When I was about 16 I was part of a chamber group in my home Suzuki program. As the senior-most violinist I was looking for additional challenge, so my teacher handed me his 17″ viola and suggested I give it a whirl. It was ridiculously huge for me but I used it at rehearsals for a few months (did I have a crappy little viola to practice on? I can’t recall but I must have) and that experience planted a seed. I loved the sound, the range, the timbre, and the quirky alto clef was a good fit for quirky me.
But I was a violinist, and I only had a violin, so I stuck with that. I played a couple of semi-professional orchestra seasons, first with the Kitchener-Waterloo Symphony and then (during my medical internship, when I could fit the services around my call schedule) with the Newfoundland Symphony. When I moved to the middle of nowhere I continued playing violin and started doing some teaching. Then my mom moved to the area, and we found a cellist friend and began playing chamber music locally. My mom had a cheap viola that she lent me, and gradually viola became my preferred instrument.
When Noah switched to viola, I bought a better-quality 16″ viola for me to use, figuring he could grow into it. He did, and then he grew in new directions (he now plays an electric 5-string), so it came back to me. And the vast majority of my freelancing has been on viola for the past 6 or 7 years.
But it wasn’t a great viola for me. It was still too big, the tone quality was only in the “decent student instrument” category, it wasn’t very responsive and it had some quirks that made it hard to play, especially for someone fairly small. I was feeling kind of demoralized by my inability to play up to the standard I had set for myself for my orchestra gigs. I was thinking of resigning because it was hard to feel like I sometimes dragged the section down.

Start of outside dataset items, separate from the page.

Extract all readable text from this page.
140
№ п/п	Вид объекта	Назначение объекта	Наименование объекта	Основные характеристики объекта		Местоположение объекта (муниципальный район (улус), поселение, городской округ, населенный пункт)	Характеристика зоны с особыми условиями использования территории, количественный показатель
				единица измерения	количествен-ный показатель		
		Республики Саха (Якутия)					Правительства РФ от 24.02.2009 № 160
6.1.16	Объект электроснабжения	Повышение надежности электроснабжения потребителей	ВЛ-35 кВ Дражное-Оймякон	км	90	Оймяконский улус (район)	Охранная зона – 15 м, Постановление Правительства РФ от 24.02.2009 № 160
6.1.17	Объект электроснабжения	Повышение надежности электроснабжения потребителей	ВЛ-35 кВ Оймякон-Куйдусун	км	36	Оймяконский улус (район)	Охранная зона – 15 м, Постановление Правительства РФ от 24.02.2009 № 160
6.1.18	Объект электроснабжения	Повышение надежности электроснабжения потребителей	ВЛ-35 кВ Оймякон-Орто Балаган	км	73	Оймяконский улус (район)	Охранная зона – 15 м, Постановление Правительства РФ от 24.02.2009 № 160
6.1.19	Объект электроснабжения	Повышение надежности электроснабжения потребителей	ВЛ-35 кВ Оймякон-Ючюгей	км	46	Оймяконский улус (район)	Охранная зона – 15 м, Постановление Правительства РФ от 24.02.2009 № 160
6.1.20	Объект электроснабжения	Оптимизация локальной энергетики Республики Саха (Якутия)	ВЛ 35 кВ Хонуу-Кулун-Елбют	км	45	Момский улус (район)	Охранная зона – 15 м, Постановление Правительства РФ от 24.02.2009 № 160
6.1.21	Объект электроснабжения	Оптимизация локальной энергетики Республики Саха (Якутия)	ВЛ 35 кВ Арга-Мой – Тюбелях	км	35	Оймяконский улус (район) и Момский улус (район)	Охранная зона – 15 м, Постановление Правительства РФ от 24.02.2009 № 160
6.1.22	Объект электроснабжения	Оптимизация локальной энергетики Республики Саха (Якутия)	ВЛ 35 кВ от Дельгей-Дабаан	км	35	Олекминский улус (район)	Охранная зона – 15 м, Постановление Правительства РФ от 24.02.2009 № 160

I had an epiphany one day rehearsing with my mostly-amateur local group, realizing that I had the lowest quality instrument of anyone in the room. I had just received some money from my mom’s estate and I knew that she would have unreservedly supported me spending it on a decent professional instrument.
So I started asking around about small high-quality ergonomic violas that might be available for sale. “Around” meaning scouring western Canada over a period of months for anything that might conceivably be coming up for sale.



And then it landed in my lap. There was an email chain with friend, a former student of hers in another city a few hours from me, a John Newton viola languishing at her mother’s place in yet another city, some intervening forest fires and delays, a long drive, a two-week trial and … I bought it!
I have to say it has changed my life. For the first time I actually enjoy practicing and love the sound I make. I can hear myself improving.